Challenged mice were bled from the submandibular vein at day 4 post infection and sera was isolated. RNA from sera was extracted using the PureLink Viral RNA/DNA Mini Kit according to manufacturer’s instructions (Invitrogen). Real time RT-qPCR was performed using the Luna Universal Probe One-Step RT-qPCR Kit (NEB). It was run on a QuantStudio 3 Real-Time PCR System (Applied Biosystems) using the Luna kit cycling conditions (55 °C for 10 min, 95 °C for 1 min, and 40 cycles of 95 °C for 10 s and 60 °C for 1 min). Results were compared to a standard curve created using ZIKV RNA extracted from a known quantity of infectious virus. Unamplified samples were set at the limit of detection (100 FFU equivalent/mL).

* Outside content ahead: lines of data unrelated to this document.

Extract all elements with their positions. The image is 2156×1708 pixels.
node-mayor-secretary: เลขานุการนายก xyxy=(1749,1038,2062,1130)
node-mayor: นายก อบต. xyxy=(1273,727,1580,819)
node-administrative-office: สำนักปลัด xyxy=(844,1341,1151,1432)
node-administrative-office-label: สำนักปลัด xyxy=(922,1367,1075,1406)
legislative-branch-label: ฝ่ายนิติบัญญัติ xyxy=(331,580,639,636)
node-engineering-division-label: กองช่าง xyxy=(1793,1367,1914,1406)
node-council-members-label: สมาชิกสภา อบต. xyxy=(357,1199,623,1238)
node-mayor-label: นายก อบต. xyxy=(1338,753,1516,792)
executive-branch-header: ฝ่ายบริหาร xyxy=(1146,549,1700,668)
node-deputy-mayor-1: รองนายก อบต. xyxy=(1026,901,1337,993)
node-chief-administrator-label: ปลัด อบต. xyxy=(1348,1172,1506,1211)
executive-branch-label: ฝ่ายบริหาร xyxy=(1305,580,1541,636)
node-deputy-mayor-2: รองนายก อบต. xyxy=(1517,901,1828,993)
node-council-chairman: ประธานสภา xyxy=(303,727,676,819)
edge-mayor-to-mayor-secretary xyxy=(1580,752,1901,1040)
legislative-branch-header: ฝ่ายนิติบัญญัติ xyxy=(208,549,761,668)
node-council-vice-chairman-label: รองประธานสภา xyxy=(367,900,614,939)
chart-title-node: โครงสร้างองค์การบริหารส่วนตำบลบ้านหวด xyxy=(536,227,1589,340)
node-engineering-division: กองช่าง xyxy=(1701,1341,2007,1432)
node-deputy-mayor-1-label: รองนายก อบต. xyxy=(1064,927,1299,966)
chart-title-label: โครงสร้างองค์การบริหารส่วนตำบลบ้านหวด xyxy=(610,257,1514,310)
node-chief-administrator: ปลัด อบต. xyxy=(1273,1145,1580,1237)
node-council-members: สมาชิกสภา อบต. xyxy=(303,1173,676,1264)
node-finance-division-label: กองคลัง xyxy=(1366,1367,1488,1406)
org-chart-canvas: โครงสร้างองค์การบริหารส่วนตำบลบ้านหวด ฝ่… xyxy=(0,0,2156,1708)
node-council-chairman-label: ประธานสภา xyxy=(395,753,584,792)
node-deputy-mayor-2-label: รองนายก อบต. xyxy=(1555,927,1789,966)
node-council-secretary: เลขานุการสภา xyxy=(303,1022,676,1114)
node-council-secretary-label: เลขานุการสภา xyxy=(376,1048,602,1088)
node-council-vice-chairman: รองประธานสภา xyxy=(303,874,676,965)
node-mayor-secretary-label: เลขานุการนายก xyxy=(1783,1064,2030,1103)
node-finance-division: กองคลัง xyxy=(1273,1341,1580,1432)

The following primer probe set was used: 1183 F: 50-CCACCAATGTTCTCTTGCAGACATATTG-30; 1268 R: 50-TTCGGACAGCCGTTGTCCAACACAAG-30; and probes (1213 F): 5′FAM/AGCCTACCTTGACAAGCAGTC/BHQ1–3′22.

Plaque reduction neutralization assay

Mouse sera was heat-inactivated at 56 °C for 30 min. Sera then was diluted 2-fold in DMEM 2% FBS and incubated with 50 PFU of ZIKV strain PRVABC59 for 2 hours at 37 °C and 5% CO2. This was then added to a 24-well plate of confluent Vero cells. The plaque assay was continued as described above.

Statistical analysis

GraphPad Prism software was used to analyze all data. Data are expressed as the mean with standard error (SEM). Survival curves were analyzed using the log rank test and weight loss was analyzed using two-way ANOVA multiple comparison test. ELISA, PRNT50, T-cell data, and viral burden were analyzed using one-way ANOVA with Bonferroni multiple comparisons. A p value < 0.05 was considered statistically significant (*p < 0.05; **p < 0.01; ***p < 0.001; ****p < 0.0001).